On n’en a peut-être pas conscience en France, mais le PSG, fort de cette stratégie de marque innovante, est déjà devenu big in Japan. Sa collaboration avec BAPE, le label culte de Nigo, en 2018, y est peut-être également pour quelque chose… Le PSG est ainsi le premier club de foot européen à avoir ouvert sa propre boutique à Tokyo, ainsi que le tout premier café PSG du monde, où les aficionados du club et de ses créations mode peuvent venir discuter pronostics et regarder les matchs à la télévision. Pour créer un véritable lien avec ses fans asiatiques, le club a également lancé des académies de football, où les jeunes peuvent venir perfectionner leur jeu en suivant une pédagogie propre au PSG.

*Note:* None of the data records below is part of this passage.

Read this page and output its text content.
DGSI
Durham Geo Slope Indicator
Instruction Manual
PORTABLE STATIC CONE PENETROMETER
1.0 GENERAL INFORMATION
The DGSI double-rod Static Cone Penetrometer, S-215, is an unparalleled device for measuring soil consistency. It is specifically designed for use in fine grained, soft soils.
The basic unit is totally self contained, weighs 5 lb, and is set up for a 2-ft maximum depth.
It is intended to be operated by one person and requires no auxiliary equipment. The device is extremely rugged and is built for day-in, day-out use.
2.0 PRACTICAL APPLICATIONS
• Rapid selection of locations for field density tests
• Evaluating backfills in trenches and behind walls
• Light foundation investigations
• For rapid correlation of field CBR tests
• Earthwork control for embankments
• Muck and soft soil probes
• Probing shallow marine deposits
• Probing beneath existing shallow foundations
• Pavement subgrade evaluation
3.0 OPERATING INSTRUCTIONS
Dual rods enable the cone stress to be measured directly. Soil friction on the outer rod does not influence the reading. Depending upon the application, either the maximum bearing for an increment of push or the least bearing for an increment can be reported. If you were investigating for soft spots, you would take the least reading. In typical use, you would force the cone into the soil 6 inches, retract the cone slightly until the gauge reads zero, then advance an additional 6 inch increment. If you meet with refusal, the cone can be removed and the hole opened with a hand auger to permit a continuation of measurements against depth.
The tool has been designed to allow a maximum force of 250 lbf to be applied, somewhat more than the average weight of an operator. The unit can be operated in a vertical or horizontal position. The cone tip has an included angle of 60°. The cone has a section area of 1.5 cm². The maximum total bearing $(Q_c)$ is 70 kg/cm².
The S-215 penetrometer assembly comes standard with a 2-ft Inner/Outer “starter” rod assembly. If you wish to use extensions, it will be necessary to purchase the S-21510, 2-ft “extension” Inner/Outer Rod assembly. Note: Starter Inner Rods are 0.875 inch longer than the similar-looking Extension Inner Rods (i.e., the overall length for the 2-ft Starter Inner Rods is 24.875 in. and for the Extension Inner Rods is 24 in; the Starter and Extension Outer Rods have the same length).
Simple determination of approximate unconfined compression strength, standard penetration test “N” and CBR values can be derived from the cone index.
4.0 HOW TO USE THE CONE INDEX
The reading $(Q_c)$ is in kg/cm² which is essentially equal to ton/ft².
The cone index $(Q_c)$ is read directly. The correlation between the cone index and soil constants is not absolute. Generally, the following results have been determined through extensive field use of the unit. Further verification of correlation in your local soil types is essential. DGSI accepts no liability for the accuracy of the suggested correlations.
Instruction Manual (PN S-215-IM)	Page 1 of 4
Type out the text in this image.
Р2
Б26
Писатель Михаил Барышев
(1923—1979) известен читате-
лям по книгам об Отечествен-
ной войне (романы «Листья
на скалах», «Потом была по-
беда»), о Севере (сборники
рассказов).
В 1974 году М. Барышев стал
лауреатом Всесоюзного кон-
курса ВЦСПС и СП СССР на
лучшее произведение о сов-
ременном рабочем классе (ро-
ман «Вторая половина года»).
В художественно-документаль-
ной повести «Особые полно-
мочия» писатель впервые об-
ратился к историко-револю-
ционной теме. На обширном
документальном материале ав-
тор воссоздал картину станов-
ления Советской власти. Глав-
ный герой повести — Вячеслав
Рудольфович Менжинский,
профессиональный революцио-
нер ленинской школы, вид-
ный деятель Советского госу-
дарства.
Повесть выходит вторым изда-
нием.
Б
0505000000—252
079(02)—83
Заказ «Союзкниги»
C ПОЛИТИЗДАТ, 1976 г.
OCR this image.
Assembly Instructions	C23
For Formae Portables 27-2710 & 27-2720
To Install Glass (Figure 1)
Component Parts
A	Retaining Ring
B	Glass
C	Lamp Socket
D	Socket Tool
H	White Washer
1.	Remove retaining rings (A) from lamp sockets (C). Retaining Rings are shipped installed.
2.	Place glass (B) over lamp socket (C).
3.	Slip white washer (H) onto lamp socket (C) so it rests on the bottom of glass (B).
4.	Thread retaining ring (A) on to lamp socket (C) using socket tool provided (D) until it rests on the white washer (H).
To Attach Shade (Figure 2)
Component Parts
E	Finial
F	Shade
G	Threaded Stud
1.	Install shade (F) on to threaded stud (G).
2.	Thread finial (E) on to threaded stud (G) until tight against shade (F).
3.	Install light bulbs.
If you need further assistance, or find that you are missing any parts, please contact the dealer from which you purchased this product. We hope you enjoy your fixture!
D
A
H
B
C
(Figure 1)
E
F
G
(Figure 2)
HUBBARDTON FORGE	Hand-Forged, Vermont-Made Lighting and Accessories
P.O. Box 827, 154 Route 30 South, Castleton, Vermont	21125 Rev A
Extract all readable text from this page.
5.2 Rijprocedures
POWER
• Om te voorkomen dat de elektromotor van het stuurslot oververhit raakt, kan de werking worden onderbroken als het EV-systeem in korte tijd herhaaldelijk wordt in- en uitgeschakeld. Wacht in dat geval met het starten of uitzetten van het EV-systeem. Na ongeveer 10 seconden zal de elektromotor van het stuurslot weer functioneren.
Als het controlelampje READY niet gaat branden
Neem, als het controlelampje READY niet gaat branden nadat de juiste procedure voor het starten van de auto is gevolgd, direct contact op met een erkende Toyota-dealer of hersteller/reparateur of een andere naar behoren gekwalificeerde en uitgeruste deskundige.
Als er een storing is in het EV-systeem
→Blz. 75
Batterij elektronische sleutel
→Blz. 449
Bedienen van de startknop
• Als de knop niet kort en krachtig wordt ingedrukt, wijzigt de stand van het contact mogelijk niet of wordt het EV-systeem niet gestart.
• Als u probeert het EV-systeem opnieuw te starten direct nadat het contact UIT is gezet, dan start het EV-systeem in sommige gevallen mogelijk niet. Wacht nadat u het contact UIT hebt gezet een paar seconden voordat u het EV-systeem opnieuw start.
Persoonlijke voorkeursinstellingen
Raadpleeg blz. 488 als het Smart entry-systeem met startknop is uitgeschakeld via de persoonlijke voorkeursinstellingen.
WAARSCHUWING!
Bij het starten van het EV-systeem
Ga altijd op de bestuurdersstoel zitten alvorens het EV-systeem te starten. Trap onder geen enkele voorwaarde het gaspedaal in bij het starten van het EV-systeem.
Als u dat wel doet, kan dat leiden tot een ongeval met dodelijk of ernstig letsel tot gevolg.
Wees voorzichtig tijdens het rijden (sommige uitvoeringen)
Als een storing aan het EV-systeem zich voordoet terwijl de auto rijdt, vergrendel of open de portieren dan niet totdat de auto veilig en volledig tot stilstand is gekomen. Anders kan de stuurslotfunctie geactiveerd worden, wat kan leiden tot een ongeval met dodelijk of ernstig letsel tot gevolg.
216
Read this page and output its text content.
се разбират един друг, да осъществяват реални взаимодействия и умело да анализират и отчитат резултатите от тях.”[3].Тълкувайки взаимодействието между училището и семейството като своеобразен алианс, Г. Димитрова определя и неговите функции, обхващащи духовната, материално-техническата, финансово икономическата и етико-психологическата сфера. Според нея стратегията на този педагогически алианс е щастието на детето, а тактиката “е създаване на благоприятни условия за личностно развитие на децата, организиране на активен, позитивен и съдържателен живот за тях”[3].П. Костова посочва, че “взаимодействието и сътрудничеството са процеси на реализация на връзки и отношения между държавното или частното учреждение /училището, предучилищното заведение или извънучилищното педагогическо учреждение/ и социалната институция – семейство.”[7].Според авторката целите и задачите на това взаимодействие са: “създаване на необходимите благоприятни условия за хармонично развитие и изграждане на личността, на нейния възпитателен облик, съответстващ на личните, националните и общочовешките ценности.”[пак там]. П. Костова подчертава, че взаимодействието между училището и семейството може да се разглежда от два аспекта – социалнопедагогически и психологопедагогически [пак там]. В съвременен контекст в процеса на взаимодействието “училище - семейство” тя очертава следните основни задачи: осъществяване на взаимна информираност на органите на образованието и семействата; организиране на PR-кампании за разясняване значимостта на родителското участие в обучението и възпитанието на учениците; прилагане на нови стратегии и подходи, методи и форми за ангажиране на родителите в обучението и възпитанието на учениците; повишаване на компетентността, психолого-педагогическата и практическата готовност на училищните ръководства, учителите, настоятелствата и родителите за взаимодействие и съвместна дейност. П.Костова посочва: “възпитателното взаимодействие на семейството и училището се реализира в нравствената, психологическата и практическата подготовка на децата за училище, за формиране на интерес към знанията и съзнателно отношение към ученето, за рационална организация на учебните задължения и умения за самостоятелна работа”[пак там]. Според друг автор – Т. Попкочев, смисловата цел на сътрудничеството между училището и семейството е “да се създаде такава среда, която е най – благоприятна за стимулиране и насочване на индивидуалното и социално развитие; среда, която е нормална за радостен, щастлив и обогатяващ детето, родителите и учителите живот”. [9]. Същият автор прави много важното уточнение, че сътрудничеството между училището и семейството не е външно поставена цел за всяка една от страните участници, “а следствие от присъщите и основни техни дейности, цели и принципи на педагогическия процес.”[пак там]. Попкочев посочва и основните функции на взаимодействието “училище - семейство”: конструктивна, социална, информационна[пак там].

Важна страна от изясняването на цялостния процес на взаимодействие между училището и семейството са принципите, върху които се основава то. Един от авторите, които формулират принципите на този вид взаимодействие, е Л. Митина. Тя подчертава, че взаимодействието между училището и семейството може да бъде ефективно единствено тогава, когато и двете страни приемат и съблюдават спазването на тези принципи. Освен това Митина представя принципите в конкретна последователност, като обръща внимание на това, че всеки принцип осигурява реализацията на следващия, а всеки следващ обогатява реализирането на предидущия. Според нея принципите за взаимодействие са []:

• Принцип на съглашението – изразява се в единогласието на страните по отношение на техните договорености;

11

Mais ce n’est pas tout, car les collaborations du PSG sur le front de la création d’objets ou de vêtement sont multiples et variées. Les hédonistes pointilleux d’aujourd’hui, et passionnés de pêche à la mouche, pouvaient par exemple en 2020 se procurer un des 100 coffrets de mouches réalisés en édition limitée avec l’artiste Olivier Masmonteil. Chacune des mouches avait été conçue pour détenir “des qualités requises à la pratique du football” (précision, puissance, rapidité…). Preuve que décidément, le PSG est sur tous les terrains, déterminé à devenir la première marque de lifestyle globale rattachée à un club de football.